Chute de la livre turque: Erdogan prépare la riposte à ce qu'il qualifie de "complot"
Ankara va présenter ce lundi un ensemble de mesures visant à enrayer l'effondrement de la devise turque. Recep Erdogan, de son côté, menace les États-Unis de représailles.
La Turquie va annoncer ce lundi une batterie de mesures destinées à rassurer les marchés, après l'effondrement de la livre.
"Nos institutions prendront les mesures nécessaires à compter de lundi pour soulager les marchés", a déclaré Berat Albayrak, le gendre du président Erdogan à la tête d'un super-ministère des Finances, dans une interview au grand quotidien Hurriyet. "Nous avons préparé un plan d'action pour nos banques et les petites et moyennes entreprises, les secteurs les plus affectés par les fluctuations monétaires actuelles". Fortement secouée depuis plusieurs semaines, la lire turque a en effet dévissé vendredi de 16% face au billet vert.
Dimanche, le président Erdogan a prévenu qu'il entendait riposter à ce qu'il a qualifié de "complot politique" américain contre la Turquie en cherchant "de nouveaux marchés et alliés".
"Complot politique"
Déclarations chocs, sanctions, menaces de représailles, puis doublement des tarifs douaniers américains sur l'acier et l'aluminium turc: le ping-pong entre les deux alliés au sein de l'Otan est allé crescendo ces derniers jours, emportant avec lui la livre turque.
Au coeur de cette bataille: le sort du pasteur américain Andrew Brunson, actuellement jugé en Turquie pour "terrorisme" et "espionnage" et placé fin juillet en résidence surveillée après un an et demi de détention. Recep Erdogan n'entend faire aucune concession: "Le but de l'opération est d'obtenir la reddition de la Turquie dans tous les domaines, de la finance à la politique. Nous affrontons de nouveau un complot politique en sous-main. Avec l'aide de Dieu, nous surmonterons cela", a-t-il déclaré devant des partisans réunis à Trébizonde.
Le président turc n'a pas semblé outre mesure inquiet de la décision du président Donald Trump, annoncée dans un tweet, de doubler les tarifs douaniers sur l'acier et l'aluminium turcs. Si Washington est prêt à sacrifier ses relations avec Ankara, la Turquie réagira "en passant à de nouveaux marchés, de nouveaux partenariats et de nouveaux alliés, aux dépens de celui qui a lancé une guerre économique contre le monde entier, y compris notre pays", a-t-il menacé. "Certains ferment les portes et d'autres en ouvrent de nouvelles", a ajouté le dirigeant, qui a renforcé ces dernières années ses liens avec des pays d'Amérique latine, d'Afrique et d'Asie.

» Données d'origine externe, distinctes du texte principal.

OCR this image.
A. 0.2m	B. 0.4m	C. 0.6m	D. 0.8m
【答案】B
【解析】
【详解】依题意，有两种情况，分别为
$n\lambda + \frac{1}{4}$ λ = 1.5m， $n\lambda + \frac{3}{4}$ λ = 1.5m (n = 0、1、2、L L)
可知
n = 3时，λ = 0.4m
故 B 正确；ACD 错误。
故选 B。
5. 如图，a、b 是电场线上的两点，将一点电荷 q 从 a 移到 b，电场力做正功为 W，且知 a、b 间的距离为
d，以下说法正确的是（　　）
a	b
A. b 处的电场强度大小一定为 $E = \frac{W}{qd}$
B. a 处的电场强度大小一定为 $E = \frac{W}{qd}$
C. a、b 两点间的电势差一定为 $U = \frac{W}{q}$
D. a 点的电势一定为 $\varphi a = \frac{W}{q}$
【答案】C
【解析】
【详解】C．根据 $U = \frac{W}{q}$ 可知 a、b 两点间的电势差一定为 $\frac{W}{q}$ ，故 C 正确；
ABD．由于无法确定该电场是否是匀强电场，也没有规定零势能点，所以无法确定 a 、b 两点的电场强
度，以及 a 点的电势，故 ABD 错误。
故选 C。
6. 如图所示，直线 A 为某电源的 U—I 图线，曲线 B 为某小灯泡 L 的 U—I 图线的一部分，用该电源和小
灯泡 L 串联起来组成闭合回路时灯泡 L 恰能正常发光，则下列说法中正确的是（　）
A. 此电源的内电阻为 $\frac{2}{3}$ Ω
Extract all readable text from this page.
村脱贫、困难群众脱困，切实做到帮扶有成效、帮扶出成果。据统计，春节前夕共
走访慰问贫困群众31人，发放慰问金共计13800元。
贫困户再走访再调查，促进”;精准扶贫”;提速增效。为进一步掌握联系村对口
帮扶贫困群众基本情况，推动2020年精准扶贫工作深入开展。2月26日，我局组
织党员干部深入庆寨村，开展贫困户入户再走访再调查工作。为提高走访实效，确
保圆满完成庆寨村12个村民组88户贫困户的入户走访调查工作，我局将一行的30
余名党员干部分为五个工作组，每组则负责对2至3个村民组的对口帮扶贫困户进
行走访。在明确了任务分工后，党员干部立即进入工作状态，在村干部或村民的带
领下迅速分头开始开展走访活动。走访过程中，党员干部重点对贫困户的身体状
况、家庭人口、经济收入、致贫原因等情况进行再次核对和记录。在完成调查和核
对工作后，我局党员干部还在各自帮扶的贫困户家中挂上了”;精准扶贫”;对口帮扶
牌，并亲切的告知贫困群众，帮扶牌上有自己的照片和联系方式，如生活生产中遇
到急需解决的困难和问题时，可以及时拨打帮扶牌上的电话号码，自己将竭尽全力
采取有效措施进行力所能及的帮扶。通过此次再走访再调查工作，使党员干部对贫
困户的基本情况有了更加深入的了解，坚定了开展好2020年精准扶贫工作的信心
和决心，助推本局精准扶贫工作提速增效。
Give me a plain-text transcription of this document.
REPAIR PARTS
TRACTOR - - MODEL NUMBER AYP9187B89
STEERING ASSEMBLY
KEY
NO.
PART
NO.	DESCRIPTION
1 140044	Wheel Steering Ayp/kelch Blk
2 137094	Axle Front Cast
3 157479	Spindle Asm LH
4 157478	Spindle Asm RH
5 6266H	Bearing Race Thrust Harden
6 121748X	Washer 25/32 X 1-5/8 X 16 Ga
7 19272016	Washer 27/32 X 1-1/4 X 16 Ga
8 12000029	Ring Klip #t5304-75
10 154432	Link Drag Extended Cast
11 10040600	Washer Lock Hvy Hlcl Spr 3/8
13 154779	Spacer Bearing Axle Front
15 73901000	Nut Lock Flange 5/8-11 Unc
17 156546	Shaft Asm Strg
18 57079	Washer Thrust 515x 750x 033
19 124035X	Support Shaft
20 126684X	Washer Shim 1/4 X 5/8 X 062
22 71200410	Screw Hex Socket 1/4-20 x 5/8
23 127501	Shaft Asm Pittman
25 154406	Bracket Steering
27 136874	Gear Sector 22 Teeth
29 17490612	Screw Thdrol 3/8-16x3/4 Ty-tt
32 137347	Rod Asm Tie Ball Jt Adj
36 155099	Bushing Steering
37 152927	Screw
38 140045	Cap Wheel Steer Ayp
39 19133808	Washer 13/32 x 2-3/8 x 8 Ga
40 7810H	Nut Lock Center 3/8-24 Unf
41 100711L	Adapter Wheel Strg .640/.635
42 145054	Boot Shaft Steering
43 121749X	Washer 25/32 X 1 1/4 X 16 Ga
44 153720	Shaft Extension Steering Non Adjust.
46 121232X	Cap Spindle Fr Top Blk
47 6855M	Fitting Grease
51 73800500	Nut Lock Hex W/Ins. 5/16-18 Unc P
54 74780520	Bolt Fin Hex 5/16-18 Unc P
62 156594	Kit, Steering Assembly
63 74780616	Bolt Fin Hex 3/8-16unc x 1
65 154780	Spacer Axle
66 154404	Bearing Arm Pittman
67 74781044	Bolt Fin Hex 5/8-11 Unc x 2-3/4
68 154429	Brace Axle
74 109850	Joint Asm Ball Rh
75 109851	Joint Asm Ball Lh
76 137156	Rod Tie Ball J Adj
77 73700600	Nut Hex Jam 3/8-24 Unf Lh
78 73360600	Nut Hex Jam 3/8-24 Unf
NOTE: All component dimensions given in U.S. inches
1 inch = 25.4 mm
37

Vers une remise en cause de l'alliance Turquie-USA?
Pour Erdogan, c'est l'ensemble de l'alliance entre la Turquie -devenue membre de l'Otan en 1952 avec le soutien de Washington- et les États-Unis qui est en jeu. L'armée américaine dispose d'une importante base à Incirlik, dans le sud du pays, actuellement utilisée comme centre des opérations contre le groupe jihadiste État islamique (EI).
La Turquie reproche aussi aux États-Unis le soutien apporté en Syrie aux Unités de protection du peuple kurde (YPG). Ankara voit dans cette milice une émanation du PKK (Parti des travailleurs du Kurdistan), classé "terroriste" par la Turquie mais aussi par les États-Unis. "Nous ne pouvons que dire 'good bye' à quiconque décide de sacrifier son partenariat stratégique et une alliance d'un demi-siècle avec un pays de 81 millions d'habitants pour sauvegarder ses relations avec des groupes terroristes", a tonné Recep Erdogan. "Vous osez sacrifier la Turquie et ses 81 millions d'habitants pour un pasteur lié à des groupes terroristes?".
Les États-Unis demandent en effet la libération immédiate du pasteur, qui risque jusqu'à 35 ans de prison, alors que la Turquie plaide pour l'extradition de Fethullah Gülen, prédicateur turc établi depuis près de 20 ans sur le sol américain et soupçonné par Ankara d'être l'architecte du putsch manqué de juillet 2016.